All aflatoxigenic A. flavus showed DNA fragments due to the presence of genes, and two of the four A. niger isolates showed the ochratoxin gene. Aflatoxigenic aspergilli were detected using PCR based on the intermediated enzymes including the sterigmatocystin O‐methyltransfrase encoding gene omt‐1 and the regulatory gene aflR (Erami et al., 2007). El‐Hamaky, Atef, Yazeed, and Refai (2016) found that a single fragment of about 549 was produced with two positive ochratoxigenic A. niger isolates.

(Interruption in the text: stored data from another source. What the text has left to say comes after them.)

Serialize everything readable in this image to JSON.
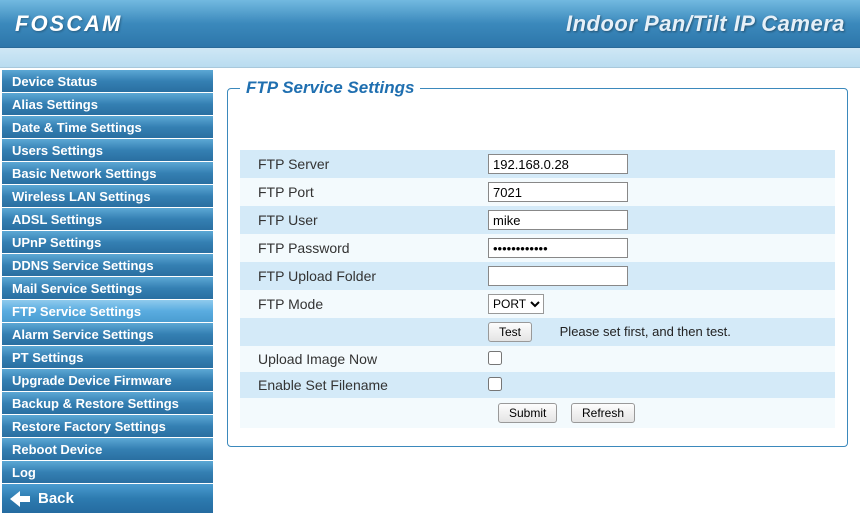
{
  "header": {
    "brand": "FOSCAM",
    "title": "Indoor Pan/Tilt IP Camera"
  },
  "sidebar": {
    "items": [
      {
        "label": "Device Status"
      },
      {
        "label": "Alias Settings"
      },
      {
        "label": "Date & Time Settings"
      },
      {
        "label": "Users Settings"
      },
      {
        "label": "Basic Network Settings"
      },
      {
        "label": "Wireless LAN Settings"
      },
      {
        "label": "ADSL Settings"
      },
      {
        "label": "UPnP Settings"
      },
      {
        "label": "DDNS Service Settings"
      },
      {
        "label": "Mail Service Settings"
      },
      {
        "label": "FTP Service Settings"
      },
      {
        "label": "Alarm Service Settings"
      },
      {
        "label": "PT Settings"
      },
      {
        "label": "Upgrade Device Firmware"
      },
      {
        "label": "Backup & Restore Settings"
      },
      {
        "label": "Restore Factory Settings"
      },
      {
        "label": "Reboot Device"
      },
      {
        "label": "Log"
      }
    ],
    "back": {
      "label": "Back"
    }
  },
  "panel": {
    "title": "FTP Service Settings",
    "fields": {
      "server": {
        "label": "FTP Server",
        "value": "192.168.0.28"
      },
      "port": {
        "label": "FTP Port",
        "value": "7021"
      },
      "user": {
        "label": "FTP User",
        "value": "mike"
      },
      "password": {
        "label": "FTP Password",
        "value": "••••••••••••"
      },
      "upload_folder": {
        "label": "FTP Upload Folder",
        "value": ""
      },
      "mode": {
        "label": "FTP Mode",
        "value": "PORT"
      },
      "test": {
        "button": "Test",
        "message": "Please set first, and then test."
      },
      "upload_now": {
        "label": "Upload Image Now"
      },
      "enable_filename": {
        "label": "Enable Set Filename"
      }
    },
    "actions": {
      "submit": "Submit",
      "refresh": "Refresh"
    }
  }
}
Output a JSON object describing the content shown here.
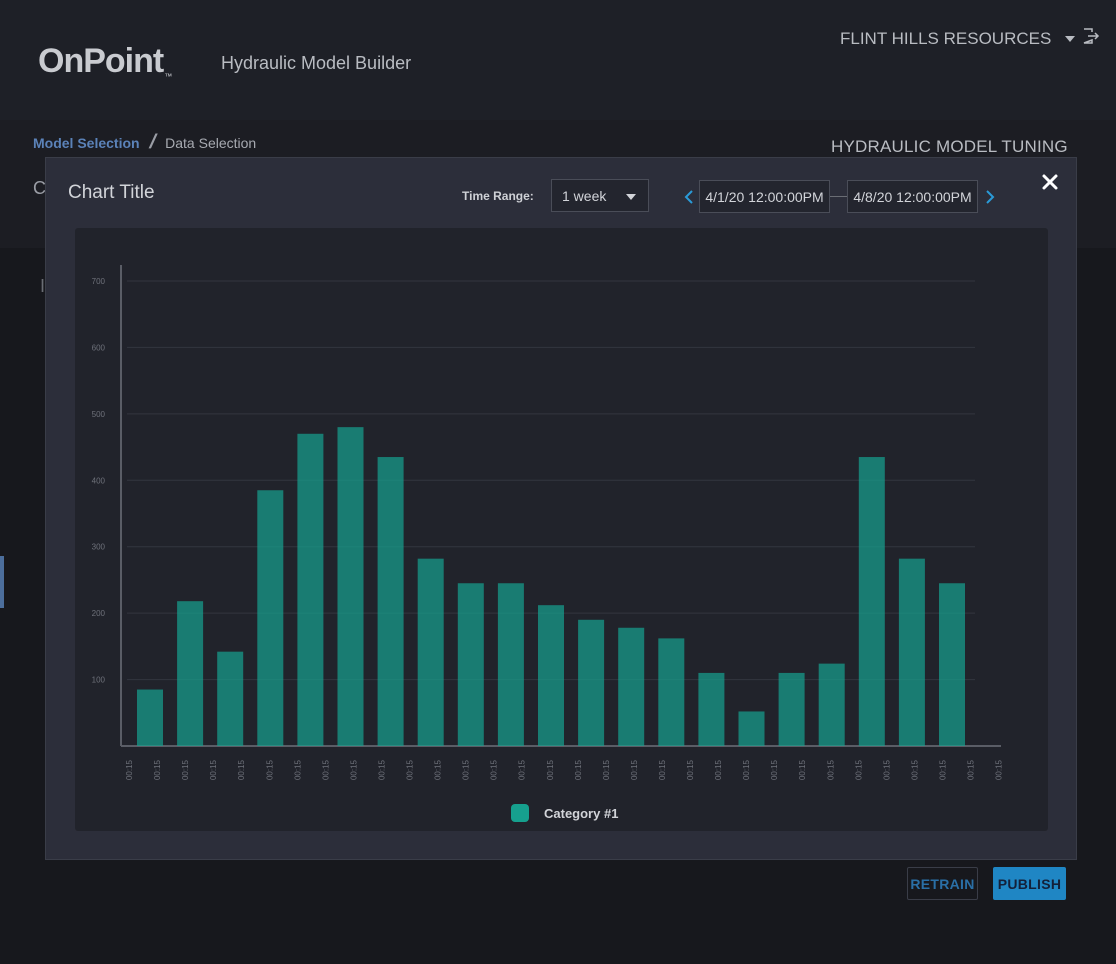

The highest cytotoxic activity was observed in ginger and sage extracts. Spices had cytotoxic potential are useful in the development of cancer therapeutics which had increasing importance in the last decade. Nematollahi‐Mahani, Rezazadeh‐Kermani, Mehrabani, and Nakhaee (2007) reported that the ethanol extract of Teucrium polium exhibited cytotoxic effects on four cell lines. The IC50 value for each cell line was reported as 90 μg/ml for A‐549, 106 μg/ml for BT‐20, 140 μg/ml for MCF‐7, and 120 μg/ml for PC‐12 cells. Different concentrations of plant extracts (50, 100, and 150 μg/ml) were supplemented to HepG2 cells and were incubated for 48 hr. The experiments revealed that amla, green tea, liquorice, sarpagandha, and periwinkle were cytotoxic to the liver cancer cell line at all varied concentrations. The IC50 values for these were recorded to be less than 150 μg/ml (Rao, Timsina, & Nadumane, 2014). Furthermore, extracts of Saliva species especially S. miltiorrhiza and S. officinalis have been recently documented to possess high antitumor activity in vitro and in vivo (Jiang, Zhang, & Rupasinghe, 2016). Likewise, the ginger extracts have been recorded to manifest antiproliferative actions on many kinds of cancer cells, especially pancreatic cancer cells (Akimoto, Lizuka, Kanemastu, Yoshida, & Takenaga, 2015).

CONCLUSION

The mycological analysis revealed that sage samples were highly contaminated and that the most prevalent fungi were Aspergillus sp. Cumin had the highest reading of AFs, and ginger was the highest for OTs. All the tested isolates of Aspergillus flavus and A. niger were positive for AFs and OTs production except two isolates of A. niger that exhibited no detectable OTs, omt‐A gene was found in all A. flavus isolates, and Aopks genes were detected in 2 out of four isolates of A. niger. The most cytotoxic activity was determined in ginger and sage. Therefore, our findings reveal that the dryness of the spices after harvesting is the main factor to avoid the development of fungi during storage and open up the possibility that natural compound found in these spices may be used to develop new treatment modality for cancer. However, further investigation is needed to determine the mechanism for its action in carcinoma.

CONFLICTS OF INTEREST

The authors declare no conflict of interest.

ETHICAL REVIEW

All experimental protocols and procedures were reviewed and approved by the Department of Pharmacognosy, National Research Centre El‐Tahrir Str., Dokki, Giza 12622, Egypt.

INFORMED CONSENT

Written informed consent was obtained from all study participants.